Residue on pottery from an archaeological site has revealed the earliest evidence of beer brewing in China left from a 5,000-year-old recipe, researchers said Monday.
The artifacts show that people of the era had already mastered an “advanced beer brewing technique” that contained elements from East and West, according to a study in the Proceedings of the National Academy of Sciences, a peer-reviewed US journal.
Yellowish residue gleaned from pottery funnels and wide-mouthed pots show traces of ingredients that had been fermented together -- broomcorn millet, barley, a chewy grain known as Job’s tears, and tubers.

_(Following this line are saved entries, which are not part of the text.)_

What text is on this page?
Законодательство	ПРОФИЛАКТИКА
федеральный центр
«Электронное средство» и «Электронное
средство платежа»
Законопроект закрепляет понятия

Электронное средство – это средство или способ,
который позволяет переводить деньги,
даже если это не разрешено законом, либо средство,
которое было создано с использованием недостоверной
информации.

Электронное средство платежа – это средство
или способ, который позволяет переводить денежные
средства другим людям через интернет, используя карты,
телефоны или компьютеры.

“The discovery of barley is a surprise,” lead author Jiajing Wang of Stanford University told AFP, saying it is the earliest known sign of barley in archaeological materials from China.
“This beer recipe indicates a mix of Chinese and Western traditions -- barley from the West; millet, Job’s tears and tubers from China.”
The discovery indicates that barley made its way to China some 1,000 years earlier than previously believed.
Barley “may have been used as a beer-making ingredient long before it became an agricultural staple,” the study said.
The archaeological site at Mijiaya, near a tributary of the Wei River in northern China, includes two pits dating to around 3,400-2,900 BC.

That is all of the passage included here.